This repo is used to deploy monitoring for a k8s cluster. There are two parts to monitoring a k8s cluster:
- Monitoring the cluster itself
- Monitoring the application(s) deployed on the cluster
- Also, there is a component to send alerts on elasticsearch results using elastalert
I am using 6 components to monitor the k8s infrastructure:
- Prometheus - https://github.com/prometheus/prometheus
- Alertmanager - https://prometheus.io/docs/alerting/alertmanager/
- Blackbox - https://github.com/prometheus/blackbox_exporter
- Pushgateway - https://github.com/prometheus/pushgateway
- Grafana - https://grafana.com/
- Elastalert - https://github.com/Yelp/elastalert
- Unsee(Decommissioned) - There has been no commit to this project for a long time (https://github.com/cloudflare/unsee).
- I am using EFS to store all the deployment related files.

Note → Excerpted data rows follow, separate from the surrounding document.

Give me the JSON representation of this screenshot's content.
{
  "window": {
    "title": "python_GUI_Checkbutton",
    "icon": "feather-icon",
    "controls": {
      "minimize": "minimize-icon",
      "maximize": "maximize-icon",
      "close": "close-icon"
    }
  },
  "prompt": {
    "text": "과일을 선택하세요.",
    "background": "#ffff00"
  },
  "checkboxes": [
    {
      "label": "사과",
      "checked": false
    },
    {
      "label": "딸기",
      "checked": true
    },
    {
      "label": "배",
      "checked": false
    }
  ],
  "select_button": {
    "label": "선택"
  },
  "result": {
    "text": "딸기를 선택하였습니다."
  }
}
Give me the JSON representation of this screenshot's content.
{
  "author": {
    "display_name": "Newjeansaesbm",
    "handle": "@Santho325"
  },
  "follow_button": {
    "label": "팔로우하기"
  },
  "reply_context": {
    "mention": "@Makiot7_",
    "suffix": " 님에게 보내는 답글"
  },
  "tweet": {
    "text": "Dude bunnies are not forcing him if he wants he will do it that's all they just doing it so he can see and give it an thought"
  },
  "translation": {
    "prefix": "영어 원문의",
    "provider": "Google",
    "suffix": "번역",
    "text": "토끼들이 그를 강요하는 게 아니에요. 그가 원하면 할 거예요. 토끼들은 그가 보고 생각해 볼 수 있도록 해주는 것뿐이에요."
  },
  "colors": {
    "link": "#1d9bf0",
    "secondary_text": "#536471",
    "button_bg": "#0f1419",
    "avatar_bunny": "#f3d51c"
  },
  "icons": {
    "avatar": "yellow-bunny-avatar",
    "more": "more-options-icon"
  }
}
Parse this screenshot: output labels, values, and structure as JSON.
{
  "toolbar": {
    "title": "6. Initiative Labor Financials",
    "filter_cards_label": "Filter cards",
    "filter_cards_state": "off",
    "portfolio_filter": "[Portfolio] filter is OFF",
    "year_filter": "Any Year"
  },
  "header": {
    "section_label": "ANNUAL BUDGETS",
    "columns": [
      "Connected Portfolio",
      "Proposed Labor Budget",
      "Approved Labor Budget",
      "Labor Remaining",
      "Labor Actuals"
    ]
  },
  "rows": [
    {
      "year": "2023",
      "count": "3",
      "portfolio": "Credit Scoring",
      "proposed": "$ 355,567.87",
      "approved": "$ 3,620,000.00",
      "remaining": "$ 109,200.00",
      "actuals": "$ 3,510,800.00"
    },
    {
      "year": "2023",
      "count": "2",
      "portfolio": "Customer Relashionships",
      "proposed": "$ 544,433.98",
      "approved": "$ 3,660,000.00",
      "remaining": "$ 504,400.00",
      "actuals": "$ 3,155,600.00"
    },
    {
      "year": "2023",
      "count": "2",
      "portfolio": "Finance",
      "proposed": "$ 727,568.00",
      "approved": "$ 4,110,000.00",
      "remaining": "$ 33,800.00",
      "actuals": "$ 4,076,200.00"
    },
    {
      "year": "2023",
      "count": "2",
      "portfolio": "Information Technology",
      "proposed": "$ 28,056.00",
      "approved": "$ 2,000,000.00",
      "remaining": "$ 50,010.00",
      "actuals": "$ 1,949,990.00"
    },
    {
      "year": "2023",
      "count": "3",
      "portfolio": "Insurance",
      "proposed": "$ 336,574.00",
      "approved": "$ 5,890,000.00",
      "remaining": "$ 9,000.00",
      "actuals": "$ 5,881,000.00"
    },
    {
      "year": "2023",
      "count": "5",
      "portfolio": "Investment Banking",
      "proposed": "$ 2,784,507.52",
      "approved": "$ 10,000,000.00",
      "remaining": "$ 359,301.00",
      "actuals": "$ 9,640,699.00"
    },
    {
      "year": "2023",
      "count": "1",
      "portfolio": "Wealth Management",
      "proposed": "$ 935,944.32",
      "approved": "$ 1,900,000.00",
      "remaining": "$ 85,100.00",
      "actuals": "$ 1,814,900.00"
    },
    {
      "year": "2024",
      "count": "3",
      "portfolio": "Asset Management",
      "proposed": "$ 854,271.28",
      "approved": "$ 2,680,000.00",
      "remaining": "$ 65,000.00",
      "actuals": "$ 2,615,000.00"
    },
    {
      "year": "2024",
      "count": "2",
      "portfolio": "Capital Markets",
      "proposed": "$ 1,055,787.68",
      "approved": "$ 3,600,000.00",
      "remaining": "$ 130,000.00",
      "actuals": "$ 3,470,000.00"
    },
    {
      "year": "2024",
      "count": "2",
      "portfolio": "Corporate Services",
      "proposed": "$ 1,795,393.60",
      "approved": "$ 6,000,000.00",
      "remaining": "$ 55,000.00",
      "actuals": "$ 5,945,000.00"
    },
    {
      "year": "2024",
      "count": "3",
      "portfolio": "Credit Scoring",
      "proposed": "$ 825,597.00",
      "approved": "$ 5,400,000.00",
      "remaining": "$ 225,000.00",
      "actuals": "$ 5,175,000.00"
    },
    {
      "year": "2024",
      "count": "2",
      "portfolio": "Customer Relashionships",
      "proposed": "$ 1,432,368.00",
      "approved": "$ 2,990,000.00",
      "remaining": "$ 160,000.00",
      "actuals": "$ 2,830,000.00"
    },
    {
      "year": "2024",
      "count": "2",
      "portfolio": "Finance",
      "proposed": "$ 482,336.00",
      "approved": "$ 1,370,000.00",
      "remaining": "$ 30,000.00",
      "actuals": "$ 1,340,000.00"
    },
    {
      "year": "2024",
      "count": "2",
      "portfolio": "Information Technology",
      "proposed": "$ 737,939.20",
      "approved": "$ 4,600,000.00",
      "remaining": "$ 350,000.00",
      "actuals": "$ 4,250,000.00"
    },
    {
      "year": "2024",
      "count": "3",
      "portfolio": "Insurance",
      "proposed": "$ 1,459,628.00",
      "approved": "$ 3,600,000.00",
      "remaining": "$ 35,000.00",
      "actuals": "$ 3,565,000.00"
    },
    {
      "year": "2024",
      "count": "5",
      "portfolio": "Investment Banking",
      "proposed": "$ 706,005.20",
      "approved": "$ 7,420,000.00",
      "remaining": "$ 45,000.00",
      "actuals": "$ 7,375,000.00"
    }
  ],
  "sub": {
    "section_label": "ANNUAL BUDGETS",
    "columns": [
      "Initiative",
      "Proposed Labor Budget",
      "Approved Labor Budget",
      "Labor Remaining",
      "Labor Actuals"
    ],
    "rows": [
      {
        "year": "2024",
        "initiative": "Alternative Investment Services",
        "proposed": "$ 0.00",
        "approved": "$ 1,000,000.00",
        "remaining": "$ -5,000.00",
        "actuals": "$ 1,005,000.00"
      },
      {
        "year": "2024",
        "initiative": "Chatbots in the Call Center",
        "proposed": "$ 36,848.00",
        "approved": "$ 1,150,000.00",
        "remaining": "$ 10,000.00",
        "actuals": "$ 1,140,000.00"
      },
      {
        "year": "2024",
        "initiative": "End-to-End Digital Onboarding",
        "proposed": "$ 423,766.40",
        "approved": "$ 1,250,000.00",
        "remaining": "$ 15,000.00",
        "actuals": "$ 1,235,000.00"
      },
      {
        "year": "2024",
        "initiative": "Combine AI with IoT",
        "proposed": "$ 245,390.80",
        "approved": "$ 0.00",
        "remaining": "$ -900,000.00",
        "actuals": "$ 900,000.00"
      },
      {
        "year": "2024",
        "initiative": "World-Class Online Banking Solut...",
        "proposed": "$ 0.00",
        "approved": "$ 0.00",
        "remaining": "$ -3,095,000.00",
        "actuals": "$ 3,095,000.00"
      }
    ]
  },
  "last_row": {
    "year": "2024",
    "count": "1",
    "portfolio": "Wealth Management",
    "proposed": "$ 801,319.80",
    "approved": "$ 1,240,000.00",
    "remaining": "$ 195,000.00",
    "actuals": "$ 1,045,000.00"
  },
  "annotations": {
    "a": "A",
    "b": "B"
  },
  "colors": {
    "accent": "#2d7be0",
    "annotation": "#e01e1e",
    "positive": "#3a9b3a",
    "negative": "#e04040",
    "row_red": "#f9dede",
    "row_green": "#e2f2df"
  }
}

For example all files for prometheus, alertmanager, blackbox, etc are stored in EFS and shared by all the k8s clusters (working on moving out of EFS).
There are two options that I use to trigger prometheus repo as part of the CICD process:
- User repo contains a stage
deploy monitoring
which is triggered as part of the project.
- Sister repo concept: whenever a project repo is created it creates another repo for project infrastructure which takes care of everything related to infrastructure (like teraform, monitoring, etc).